In context

Beware: China – Netherlands tax treaty has impact on income as of 1 January 2015

January 14, 2015
In context

A new double taxation treaty was signed by China and the Netherlands in May 2013 and has been in force since August 2014.  Because the new treaty only applies to income received after 1 January 2015, it is only now having a real impact. The aim of the new treaty is to further improve economic ties between China and the Netherlands. The principal means to achieve that aim is to tax dividend distributions by a subsidiary in one country to a parent company in the other country at a reduced rate of 5% if the parent company holds at least 25% in the subsidiary.

The new tax treaty provides a favourable basis for Dutch companies to start or expand activities and direct investments in China.
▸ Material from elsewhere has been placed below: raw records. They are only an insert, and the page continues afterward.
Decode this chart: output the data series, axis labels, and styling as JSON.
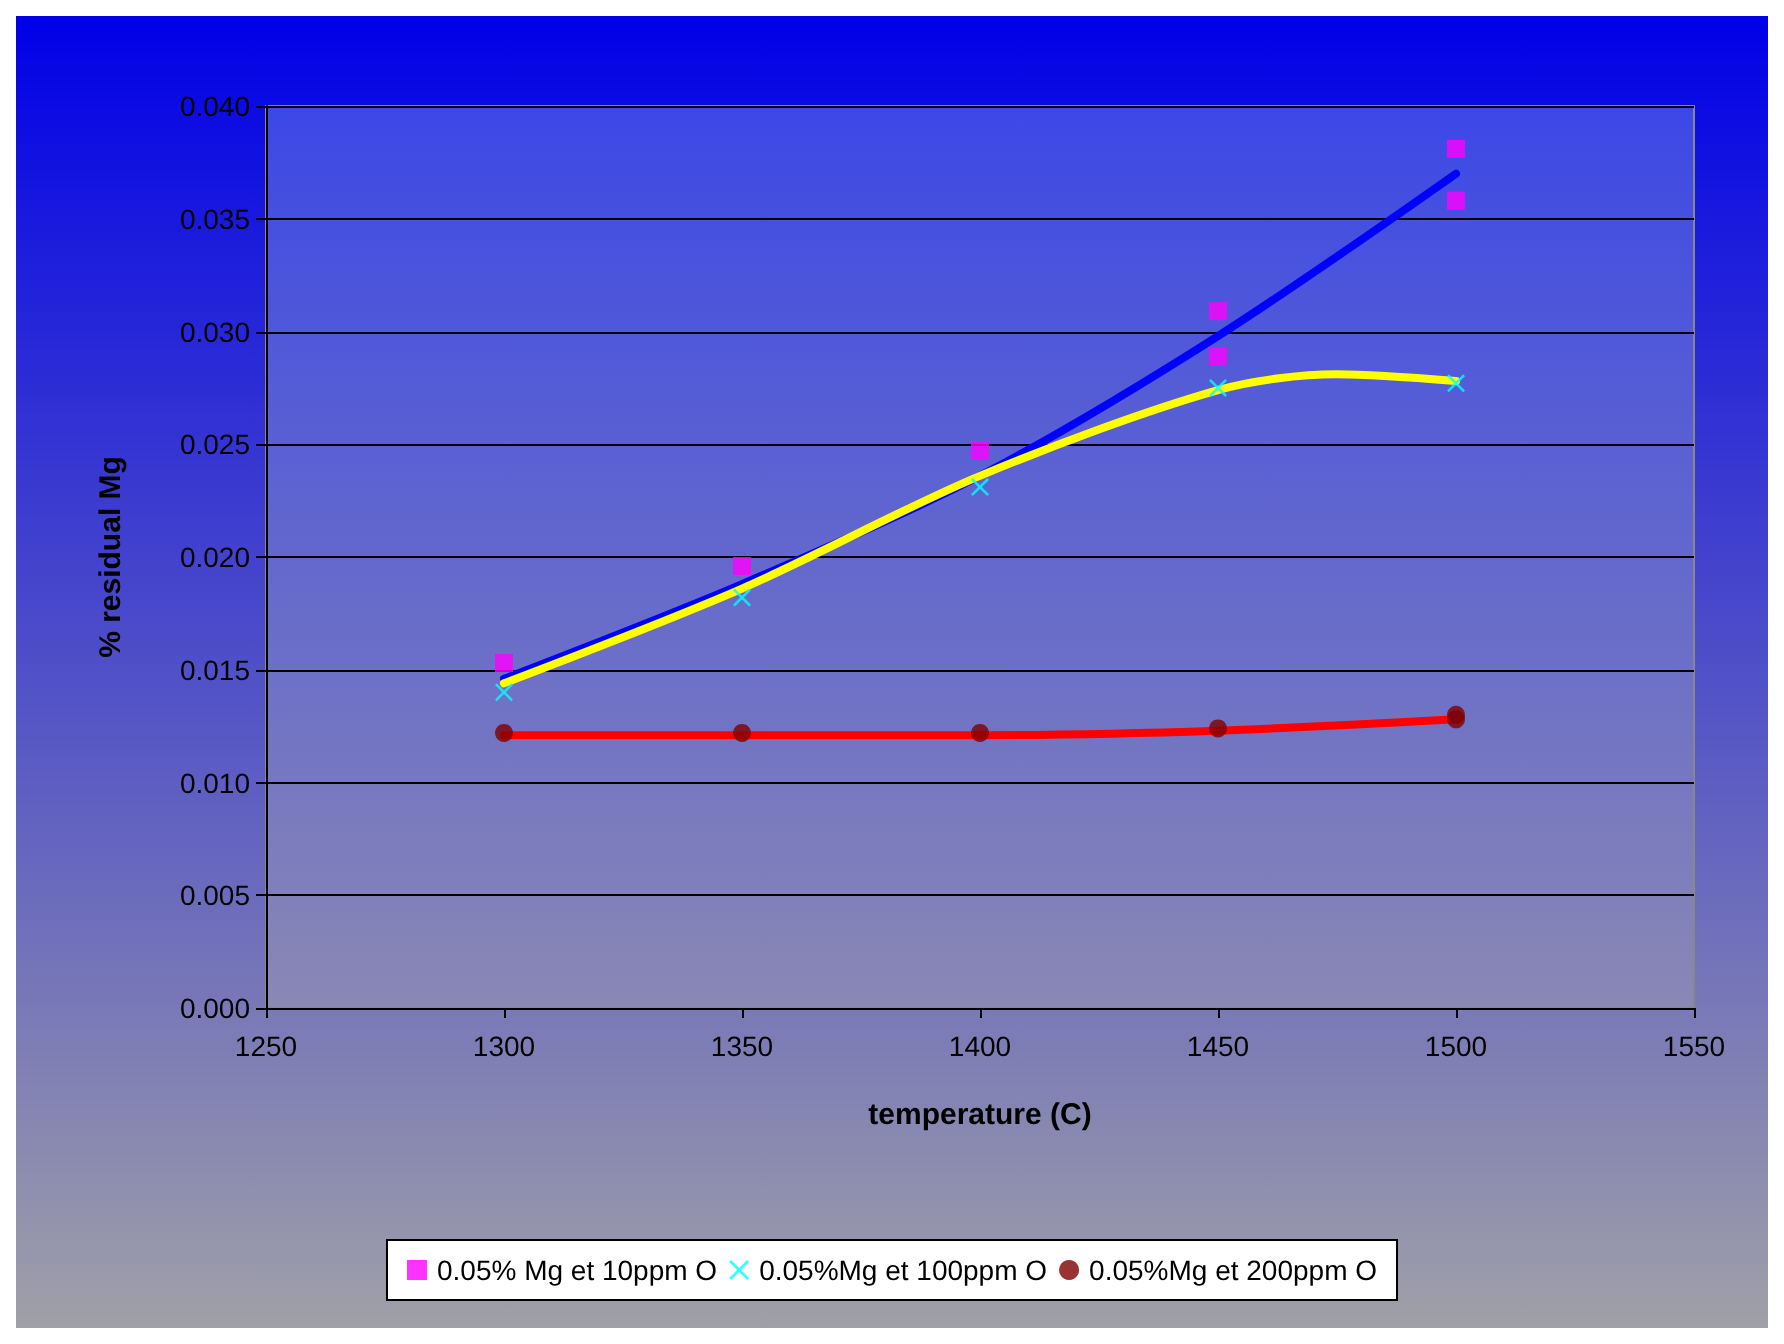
{
  "chart_data": {
    "type": "scatter",
    "xlabel": "temperature (C)",
    "ylabel": "% residual Mg",
    "xlim": [
      1250,
      1550
    ],
    "xticks": [
      1250,
      1300,
      1350,
      1400,
      1450,
      1500,
      1550
    ],
    "ylim": [
      0,
      0.04
    ],
    "yticks": [
      {
        "value": 0,
        "label": "0.000"
      },
      {
        "value": 0.005,
        "label": "0.005"
      },
      {
        "value": 0.01,
        "label": "0.010"
      },
      {
        "value": 0.015,
        "label": "0.015"
      },
      {
        "value": 0.02,
        "label": "0.020"
      },
      {
        "value": 0.025,
        "label": "0.025"
      },
      {
        "value": 0.03,
        "label": "0.030"
      },
      {
        "value": 0.035,
        "label": "0.035"
      },
      {
        "value": 0.04,
        "label": "0.040"
      }
    ],
    "grid": "y",
    "legend": "bottom",
    "series": [
      {
        "type": "line",
        "color": "#0000ff",
        "marker": "none",
        "x": [
          1300,
          1350,
          1400,
          1450,
          1500
        ],
        "values": [
          0.0146,
          0.0188,
          0.0236,
          0.0298,
          0.037
        ]
      },
      {
        "type": "line",
        "color": "#ffff00",
        "marker": "none",
        "x": [
          1300,
          1350,
          1400,
          1450,
          1475,
          1500
        ],
        "values": [
          0.0144,
          0.0186,
          0.0236,
          0.0274,
          0.0281,
          0.0278
        ]
      },
      {
        "type": "line",
        "color": "#ff0000",
        "marker": "none",
        "x": [
          1300,
          1400,
          1450,
          1500
        ],
        "values": [
          0.0121,
          0.0121,
          0.0123,
          0.0128
        ]
      },
      {
        "name": "0.05% Mg et 10ppm O",
        "color": "#ff00ff",
        "marker": "square",
        "x": [
          1300,
          1350,
          1400,
          1450,
          1450,
          1500,
          1500
        ],
        "values": [
          0.0153,
          0.0196,
          0.0247,
          0.0309,
          0.0289,
          0.0381,
          0.0358
        ]
      },
      {
        "name": "0.05%Mg et 100ppm O",
        "color": "#00ffff",
        "marker": "cross",
        "x": [
          1300,
          1350,
          1400,
          1450,
          1500
        ],
        "values": [
          0.014,
          0.0182,
          0.0231,
          0.0275,
          0.0277
        ]
      },
      {
        "name": "0.05%Mg et 200ppm O",
        "color": "#800000",
        "marker": "circle",
        "x": [
          1300,
          1350,
          1400,
          1450,
          1500,
          1500
        ],
        "values": [
          0.0122,
          0.0122,
          0.0122,
          0.0124,
          0.013,
          0.0128
        ]
      }
    ]
  }
}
At the same time, the treaty – combined with the Dutch participation exemption regime and extensive tax treaty network – makes the Netherlands a tax-efficient gateway into Europe and the rest of the world for Chinese companies and individuals.


Distinctive features of the new treaty are:

  • In accordance with the 2010 OECD model convention, the new treaty provides that a building site or construction or an installation project is regarded as a permanent establishment only if it operates for more than twelve months. Under the previous treaty, such site or project constituted a permanent establishment if it operated beyond six months.
  • Withholding tax is reduced to 5% on dividend paid by an entity in one state to the beneficial owner of the dividend that resides in the other state, if the recipient directly holds an equity interest of at least 25% in the paying entity. In all other cases, only 10% withholding tax may be levied. China’s domestic dividend withholding tax rate is 10% and the Netherlands’ domestic dividend withholding tax rate is 15%.
  • The new treaty includes a specific anti-abuse provision prohibiting states from reducing withholding tax on dividends if the main motive, or one of the main motives, is to set up a structure specifically aimed at benefiting from the new treaty.
  • The jurisdiction of the company realising the gain generally has the right to tax capital gains. However, the other jurisdiction may – subject to certain limited exceptions – tax capital gains on the sale of shares in a company:
    –  that directly or indirectly derives more than 50% of its asset value from real estate situated in that other jurisdiction
    –  in which the company realising the gain has directly or indirectly held an equity interest of at least 25% at any time during the 12 months before the sale.